Comment 12 Thomas Watson CLA 2012-05-21 16:52:47 EDT
Fixed in the following commit:

http://git.eclipse.org/c/equinox/rt.equinox.framework.git/commit/?id=8ad704b0c8149a6ab23d96f414045543e171fa06

Thanks for the help in providing the testcase for this Stanley.
Comment 13 Markus Keller CLA 2012-05-22 10:40:08 EDT
The LinkedList looks good as an RC2 fix, but you're going to use the real fix for Kepler, aren't you?

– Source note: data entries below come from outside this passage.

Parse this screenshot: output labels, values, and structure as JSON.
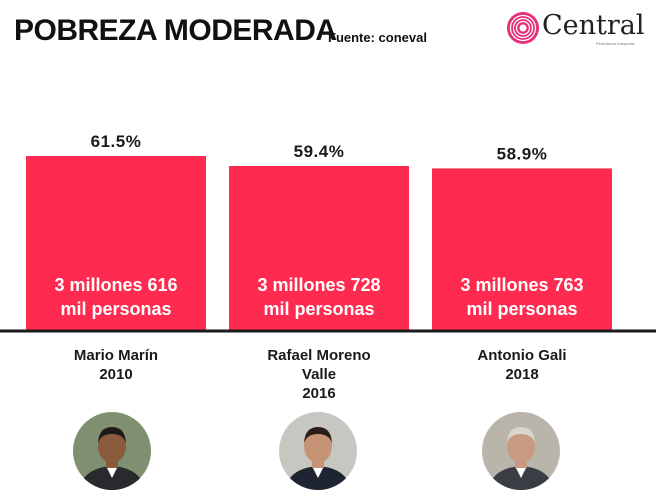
{
  "header": {
    "title": "POBREZA MODERADA",
    "source": "Fuente: coneval",
    "logo_text": "Central",
    "logo_tagline": "Periodismo Interpreta"
  },
  "colors": {
    "bar": "#ff2a4f",
    "axis": "#1a1a1a",
    "logo_pink": "#e5317a"
  },
  "chart_data": {
    "type": "bar",
    "categories": [
      "Mario Marín 2010",
      "Rafael Moreno Valle 2016",
      "Antonio Gali 2018"
    ],
    "category_lines": [
      [
        "Mario Marín",
        "2010"
      ],
      [
        "Rafael Moreno",
        "Valle",
        "2016"
      ],
      [
        "Antonio Gali",
        "2018"
      ]
    ],
    "values": [
      61.5,
      59.4,
      58.9
    ],
    "value_labels": [
      "61.5%",
      "59.4%",
      "58.9%"
    ],
    "bar_text": [
      [
        "3 millones 616",
        "mil personas"
      ],
      [
        "3 millones 728",
        "mil personas"
      ],
      [
        "3 millones 763",
        "mil personas"
      ]
    ],
    "title": "POBREZA MODERADA",
    "xlabel": "",
    "ylabel": "",
    "ylim": [
      25,
      65
    ],
    "grid": false,
    "legend": "none"
  },
  "portraits": [
    {
      "name": "portrait-mario-marin",
      "bg": "#7f8f6f",
      "skin": "#8a5a3c",
      "hair": "#1e1a18",
      "shirt": "#2a2a2e"
    },
    {
      "name": "portrait-rafael-moreno-valle",
      "bg": "#c7c7c2",
      "skin": "#c69474",
      "hair": "#2a1e18",
      "shirt": "#1f2433"
    },
    {
      "name": "portrait-antonio-gali",
      "bg": "#b9b5ab",
      "skin": "#c99a82",
      "hair": "#d9d5cf",
      "shirt": "#3a3d44"
    }
  ]
}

The LinkedList still has allocation and pointer assignment overheads. The "possible fix" looks good, except that I wouldn't pass a size to the ArrayList constructor (since the result is expected to be small).
Comment 14 BJ Hargrave CLA 2012-05-22 11:03:43 EDT
(In reply to comment #13)
> The LinkedList looks good as an RC2 fix, but you're going to use the real fix
> for Kepler, aren't you?
> 
> The LinkedList still has allocation and pointer assignment overheads. The
> "possible fix" looks good, 

I don't see any need to "improve" this. This list is only used temporarily and is not returned to the calling bundle. And this performance problem is only an issue in the somewhat pathological case of 200K instances of a service. In more common cases, there are vastly fewer services.

The LinkedList solution performed approximately as well as using 2 ArrayLists and is a much simpler fix.

> except that I wouldn't pass a size to the ArrayList
> constructor (since the result is expected to be small).

We have no ability to know this in general. For the specific test case, this is true. What if the filter was not (id=42) but (!(id=42))? Then the result could be very large.